Prepare to become hotter, wetter
The roads in Pennsylvania are a mess this spring. Part of that probably has to do with the record-breaking weather events the state suffered last summer and winter. The summer produced the most rainfall for the season ever recorded in the state and the state’s infrastructure took a beating. The mild winter was then interrupted by a three-week polar vortex, which sent temperatures to record lows. Both the heavy rain and the frigid cold are linked to climate change.
There’s little appetite to address issues at the federal level because the current president thinks climate change is a hoax perpetuated by the Chinese “in order to make U.S. manufacturing non-competitive,” as he once said in a tweet. In 2017, President Donald Trump pulled the U.S. out of the Paris Agreement on climate change and the U.S. is now the only country on the planet that has not signed on.
At the state level, many officials are working to counter Trump’s shortsightedness. Gov. Tom Wolf announced on April 29 that Pennsylvania is joining the U.S. Climate Alliance. In an address to mark the occasion, Wolf said it is “bipartisan coalition of 24 governors, representing over half of the U.S. population to work to implement policies that uphold the commitments our nation made in the Paris Agreement.” Like the efforts in just about all states, it comes much later than it should have, but at least the state is now moving in the right direction.
Gov. Wolf took additional steps this year. In January 2019, he signed an executive order to set Pennsylvania’s first statewide climate goals, aiming to reduce greenhouse gas emissions by 26% by 2025 and 80% by 2050, compared with 2005 levels. The executive order also established the Green Government Council, aiming to push sustainability throughout governmental departments across the state.
Other state officials are also addressing climate change. Eugene Pasquale, the state’s auditor general, is preparing a report due this summer regarding “how Pennsylvania is responding to climate change in light of a failure by national leaders to recognize and act on the issue,” according to a press release from Pasquale’s office,
“Beyond the obvious public safety concerns related to flooding and infrastructure damage, a changing climate will impact health, transportation, agriculture, forestry, tourism—from farms to cities, [there will be] a whole host of issues,” DePasquale said. “These factors all have the potential to create new burdens on taxpayers and disrupt our economy.”
The Pennsylvania Department of Environmental Conservation has also been studying the issue of climate change since 2008, with the passage of the Pennsylvania Climate Change Act. Some of the findings of the DEP reports since then have measured the rate of climate change in fairly precise terms. The reports say that from 1958 through 2010, in the Northeast U.S. there has been a 70% increase in precipitation during heavy events.
“Over the past century, temperatures in Pennsylvania have undergone a long-term warming of more than 1 °C (1.8°F).” And the change is expected to increase over time. “[It] is projected that, by the middle of the 21st century, Pennsylvania will be about 3°C (5.4°F) warmer than it was at the end of the 20th century. The corresponding annual precipitation increase is expected to be 8%, with a winter increase of 14%. The likelihood for meteorological drought is expected to decrease while months with above-normal precipitation are expected to increase.”

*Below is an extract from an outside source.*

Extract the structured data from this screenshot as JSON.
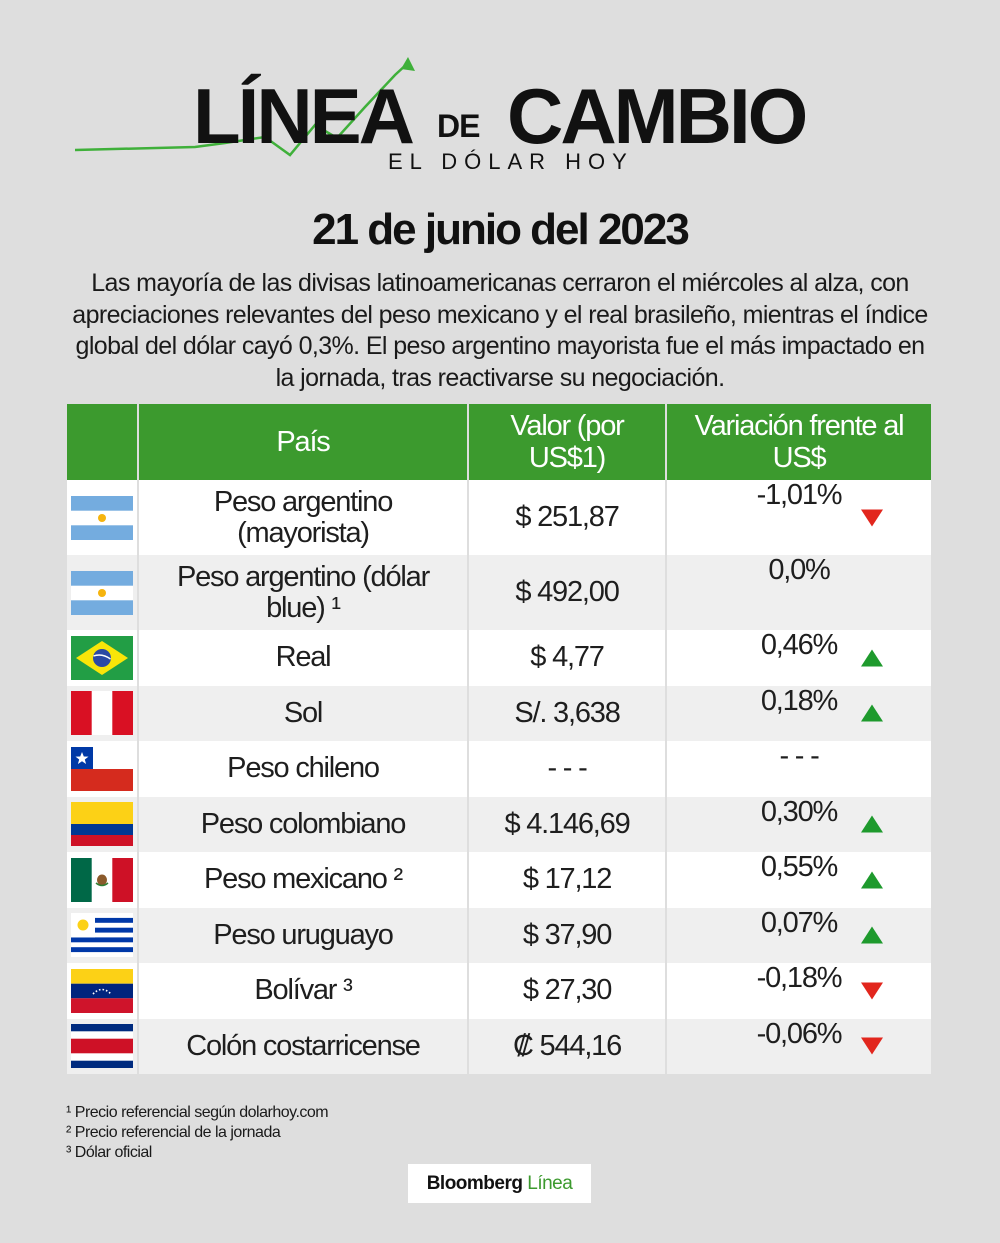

So, the good news for Pennsylvania and the rest of the Northeast is that there will be a reduced likelihood of drought, but the bad news is there will be increased likelihood of flooding and severe storms of the sort seen in the recent past. In the meantime, the impacts of climate change are already being felt. As of September 2018, the Pennsylvania Department of Transportation estimated that the record-breaking rainfall last summer had resulted in $105 million in damages to the state’s roads and bridges.
By comparison, according to PennDot, damage from Hurricane Irene in August 2011 totaled less than $19 million.
An entry on the PennDot website says, “Historically, flooding and landslide costs have been accounted for through our maintenance or construction-project process except for emergencies or other significant events. The nature of flooding and emergencies this year has been such that they are beyond our typical practices in responding to flooding/landslides so we have had more events warranting emergency assistance.”
It would seem it’s time to build climate change costs into the PennDot budget, but it’s not clear if that’s even possible. In any case, it’s beyond time that governments at all levels ramp up efforts to address climate change.